Updating instance groups to use a new Spark version

When a new (higher) Apache Spark version becomes available, upon adding it to your system to use it with IBM® Spectrum Conductor, you can then update existing instance groups to use the new Spark version.

Before you begin

  • You must be a cluster administrator, consumer administrator, or have the Instance Groups Configure permission.
  • The new Spark version that you want to associate with your existing instance groups must be installed on the system (see Adding Spark versions).
  • The instance group must be in the Registered, Ready, Register Error, or Deploy Error state. If the instance group is running workload, stop the instance group and all associated notebooks before you update it. See Stopping instance groups and Stopping notebooks in an instance group.
  • Upgrading the Spark version is a permanent change to your instance group. Once upgraded, you cannot roll back the upgrade to downgrade the Spark version for the instance group. As a best practice, before you upgrade your instance group on production, back up necessary assets and test application compatibility before you configure it with the new Spark version:
    1. The new Spark version must be higher than the current Spark version, support all notebooks enabled for, and all data connectors configured for, the existing instance group.
    2. Upgrading the Spark version for an existing instance group removes all the logs under the current instance group deployment directory. To retain theses logs, back them up prior to upgrading the Spark version for the instance group.
    3. The Spark version upgrade can introduce new configuration parameters or new default values to existing parameters. Review the configuration for the new Spark version prior to upgrading a instance group to use it.
    4. If you deploy a notebook with its base data directory configured within the instance group deployment directory, the Spark version upgrade undeploys the current Spark version, and removes that directory. Back up this directory to a location outside of the instance group deployment directory prior to upgrading the Spark version for the instance group. Upon upgrading the Spark version for the instance group, you can restore this directory.

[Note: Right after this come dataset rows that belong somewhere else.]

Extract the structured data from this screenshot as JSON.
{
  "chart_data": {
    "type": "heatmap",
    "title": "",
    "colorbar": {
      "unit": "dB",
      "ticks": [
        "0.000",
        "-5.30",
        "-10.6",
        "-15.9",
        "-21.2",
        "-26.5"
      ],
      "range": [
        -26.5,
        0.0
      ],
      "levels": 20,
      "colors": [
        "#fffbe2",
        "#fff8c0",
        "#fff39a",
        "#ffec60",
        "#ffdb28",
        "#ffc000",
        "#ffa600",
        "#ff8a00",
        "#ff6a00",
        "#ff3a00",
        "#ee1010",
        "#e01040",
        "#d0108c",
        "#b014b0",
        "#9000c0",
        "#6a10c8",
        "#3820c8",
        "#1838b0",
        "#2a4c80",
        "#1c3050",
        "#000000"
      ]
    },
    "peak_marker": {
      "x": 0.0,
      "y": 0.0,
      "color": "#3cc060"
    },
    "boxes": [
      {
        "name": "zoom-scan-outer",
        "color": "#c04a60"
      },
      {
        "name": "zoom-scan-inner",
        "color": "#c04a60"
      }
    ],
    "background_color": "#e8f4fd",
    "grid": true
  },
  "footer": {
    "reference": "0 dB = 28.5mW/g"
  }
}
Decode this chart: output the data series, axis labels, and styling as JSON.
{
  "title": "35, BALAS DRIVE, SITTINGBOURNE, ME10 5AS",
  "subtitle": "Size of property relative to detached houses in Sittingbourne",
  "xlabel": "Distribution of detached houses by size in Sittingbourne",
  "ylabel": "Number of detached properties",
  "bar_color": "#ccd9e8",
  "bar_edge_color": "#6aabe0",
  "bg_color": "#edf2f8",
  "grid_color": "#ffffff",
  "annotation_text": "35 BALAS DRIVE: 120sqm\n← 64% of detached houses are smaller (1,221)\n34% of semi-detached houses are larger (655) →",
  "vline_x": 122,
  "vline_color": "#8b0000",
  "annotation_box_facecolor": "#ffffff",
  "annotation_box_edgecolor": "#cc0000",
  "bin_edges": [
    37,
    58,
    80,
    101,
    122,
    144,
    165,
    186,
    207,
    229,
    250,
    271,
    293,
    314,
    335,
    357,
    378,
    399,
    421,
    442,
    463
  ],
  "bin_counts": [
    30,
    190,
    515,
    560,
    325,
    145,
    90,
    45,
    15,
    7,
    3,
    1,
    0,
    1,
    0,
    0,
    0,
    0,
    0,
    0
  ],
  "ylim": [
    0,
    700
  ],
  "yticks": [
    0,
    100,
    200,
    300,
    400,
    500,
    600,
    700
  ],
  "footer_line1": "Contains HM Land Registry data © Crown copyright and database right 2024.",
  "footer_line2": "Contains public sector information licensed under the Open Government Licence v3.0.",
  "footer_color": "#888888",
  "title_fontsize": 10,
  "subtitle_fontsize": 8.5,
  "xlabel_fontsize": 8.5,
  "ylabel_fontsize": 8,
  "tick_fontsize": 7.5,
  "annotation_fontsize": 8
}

      To avoid this step during future Spark version upgrades, reconfigure the base data directory for all notebooks to a location outside of the instance group deployment directory. You can complete this at the same time as the Spark version upgrade for the instance group, or as a separate step before or after the upgrade.

    5. Create a test instance group to test application on the new Spark version. Either create a new instance group, or copy an existing one to a template and create a new instance group from that template.

      Upon testing your applications and verifying on the new Spark version using the test instance group, you can stop the production instance group and configure it to use the new Spark version.

Procedure

  1. From the cluster management console, select Workload > Instance Groups.
  2. Select the instance group that you want to use the upgraded Spark version, and click Configure.
  3. The Spark configuration list shows all available Spark versions to use with the instance group. (If newer Spark versions are available but are incompatible with the instance group's notebooks, data connectors, or both, the system prompts with a message indicating this.)

    Select the Spark version to which you want the instance group to use.

  4. The system prompts you with a reminder that upgrading the Spark version for an existing instance group is a permanent change and describes the necessary testing and backup activities you should complete before upgrading. Review this information and select the check box to proceed.
  5. Click Modify Instance Group.

Results

Your instance group is now updated to uses the newer Spark version.

What to do next

  1. Start the instance group. See Starting instance groups.
  2. Test your applications on the upgraded Spark version using the test instance group that you created before the upgrade. Once satisfied, stop the production instance group and configure it to use the new Spark version.
  3. If you backed up the base data directory to a location outside of the instance group deployment directory prior to upgrading the Spark version for the instance group, restore this directory for use with the upgraded Spark version.